Figure 8. Comparison of Arp2/3 localization in control and WAS patient platelets.

(a) SIM images of human platelets stained with Alexa488-phalloidin (left panel) and Alexa568-anti-p34 (middle panel) and the merged image (right panel, actin=magenta, p34=green). The localization of ARP2/3 complex at actin nodules can be observed in control platelets (top row, arrows indicate two examples); however, in WASp platelets no actin nodules and therefore no bright foci of ARP2/3 complex were observed. (b) The localization of ARP2/3 complex at lamellipodia in fully spread platelets is the same in both control and WAS patient samples indicating that ARP2/3 complex activity downstream of other NPFs is unaffected by the loss of WASp. Scale bars, 2 μm.
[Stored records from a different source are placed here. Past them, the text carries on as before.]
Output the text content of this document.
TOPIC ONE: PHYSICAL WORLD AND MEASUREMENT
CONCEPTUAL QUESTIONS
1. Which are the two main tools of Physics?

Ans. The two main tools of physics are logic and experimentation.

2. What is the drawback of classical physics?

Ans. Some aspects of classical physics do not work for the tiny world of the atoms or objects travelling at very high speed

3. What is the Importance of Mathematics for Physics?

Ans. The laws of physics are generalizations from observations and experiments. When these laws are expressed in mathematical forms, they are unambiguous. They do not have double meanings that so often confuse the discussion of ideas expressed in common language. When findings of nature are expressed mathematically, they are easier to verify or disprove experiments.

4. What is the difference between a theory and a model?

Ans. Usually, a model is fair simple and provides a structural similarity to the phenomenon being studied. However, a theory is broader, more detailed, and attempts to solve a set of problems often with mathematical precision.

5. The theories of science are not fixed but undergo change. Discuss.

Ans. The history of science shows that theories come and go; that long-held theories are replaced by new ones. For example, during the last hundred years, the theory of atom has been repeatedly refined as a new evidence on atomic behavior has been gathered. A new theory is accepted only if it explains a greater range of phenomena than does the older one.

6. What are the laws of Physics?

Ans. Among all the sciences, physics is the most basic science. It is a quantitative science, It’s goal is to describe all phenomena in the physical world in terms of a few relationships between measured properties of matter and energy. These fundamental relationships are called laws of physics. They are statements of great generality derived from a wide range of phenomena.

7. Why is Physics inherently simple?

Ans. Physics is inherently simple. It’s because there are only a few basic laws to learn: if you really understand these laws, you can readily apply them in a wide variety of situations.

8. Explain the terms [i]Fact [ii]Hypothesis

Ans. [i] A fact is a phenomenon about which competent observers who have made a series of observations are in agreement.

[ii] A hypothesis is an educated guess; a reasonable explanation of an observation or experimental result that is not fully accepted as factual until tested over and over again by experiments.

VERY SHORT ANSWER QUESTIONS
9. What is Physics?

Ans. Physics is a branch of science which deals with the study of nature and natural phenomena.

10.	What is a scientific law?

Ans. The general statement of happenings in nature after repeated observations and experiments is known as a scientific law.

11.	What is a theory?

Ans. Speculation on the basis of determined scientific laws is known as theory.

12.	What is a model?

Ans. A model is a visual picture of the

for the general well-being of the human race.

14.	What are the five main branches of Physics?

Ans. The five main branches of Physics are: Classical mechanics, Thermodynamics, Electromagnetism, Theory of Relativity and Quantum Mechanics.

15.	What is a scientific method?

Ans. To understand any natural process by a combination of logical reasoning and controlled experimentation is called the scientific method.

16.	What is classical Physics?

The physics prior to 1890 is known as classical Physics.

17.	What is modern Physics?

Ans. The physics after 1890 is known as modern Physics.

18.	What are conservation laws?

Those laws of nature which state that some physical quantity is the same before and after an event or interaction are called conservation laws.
Figure 9. Effect of WASp KO on platelet adhesion and aggregation under flow conditions.

Differential interference contrast (DIC) microscopy images of a representative field of view (FOV) from (a) WT and (b) WASp-KO mouse blood flowed over collagen-coated capillaries at a shear rate of 3,000 s⁻¹ (left panel) with an enlargement of the boxed region (right panel). The failure of WASp-KO platelets to form aggregates can clearly be seen. Quantification of the aggregates in terms of their (c) size and (d) volume. DIC images of (e) WT and (f) WASp-KO mouse blood flowed over fibrinogen coated capillaries at a shear rate of 600 s⁻¹ (left panel) with an enlargement of the boxed region (right panel). The reduction in both the number of platelets adhered and the extent of their spreading is clearly observed and is quantified in (g) and (h). Scale bars, 10 μm. Bars in (c,d,g and h) represent mean±s.e.m. of 10 FOV per experiment from three independent experiments.

Figure 10. Schematic showing structural organization of the actin nodule.
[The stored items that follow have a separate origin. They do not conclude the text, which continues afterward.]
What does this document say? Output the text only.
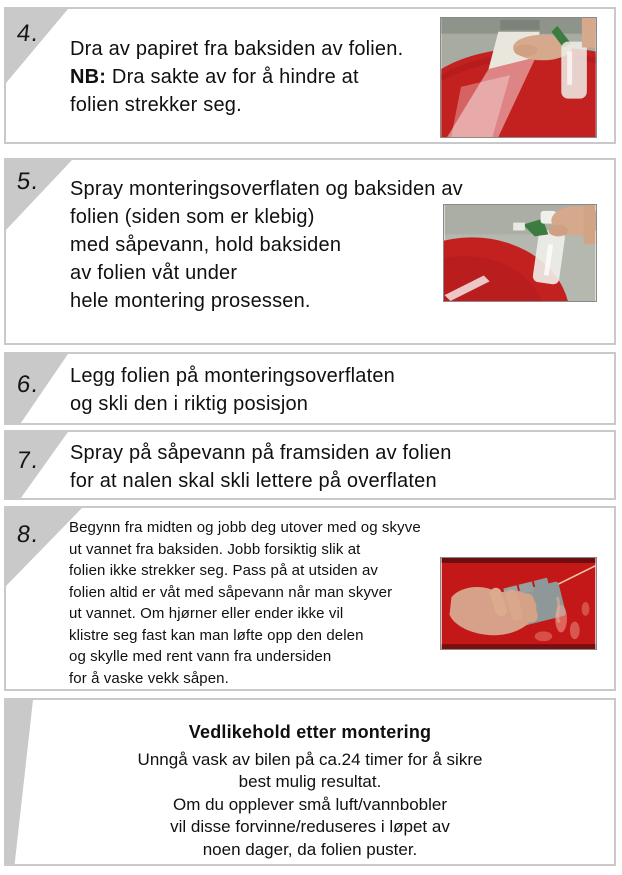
4.
Dra av papiret fra baksiden av folien.
NB: Dra sakte av for å hindre at
folien strekker seg.
5. Spray monteringsoverflaten og baksiden av
folien (siden som er klebig)
med såpevann, hold baksiden
av folien våt under
hele montering prosessen.
6. Legg folien på monteringsoverflaten
og skli den i riktig posisjon
7. Spray på såpevann på framsiden av folien
for at nalen skal skli lettere på overflaten
8. Begynn fra midten og jobb deg utover med og skyve
ut vannet fra baksiden. Jobb forsiktig slik at
folien ikke strekker seg. Pass på at utsiden av
folien altid er våt med såpevann når man skyver
ut vannet. Om hjørner eller ender ikke vil
klistre seg fast kan man løfte opp den delen
og skylle med rent vann fra undersiden
for å vaske vekk såpen.
Vedlikehold etter montering
Unngå vask av bilen på ca.24 timer for å sikre
best mulig resultat.
Om du opplever små luft/vannbobler
vil disse forvinne/reduseres i løpet av
noen dager, da folien puster.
Actin nodules are an interconnected array of structures that consist of (i) a central WASp—ARP2/3 dependent actin core, which is rich in tyrosine phosphorylated proteins, (ii) a region under the core which is depleted of αIIbβ3 integrin, (iii) a ring structure containing talin and vinculin and (iv) actin filaments which radiate out to other nodules. We hypothesize that the actin polymerization-driven downward movement of the membrane (red arrow) causes the physical exclusion of integrin from the centre of the nodule. This generates tension in the actin filaments linking adjacent actin nodules (purple arrows) and so plays a mechano-sensory role important for maintaining platelet adhesion in blood flow.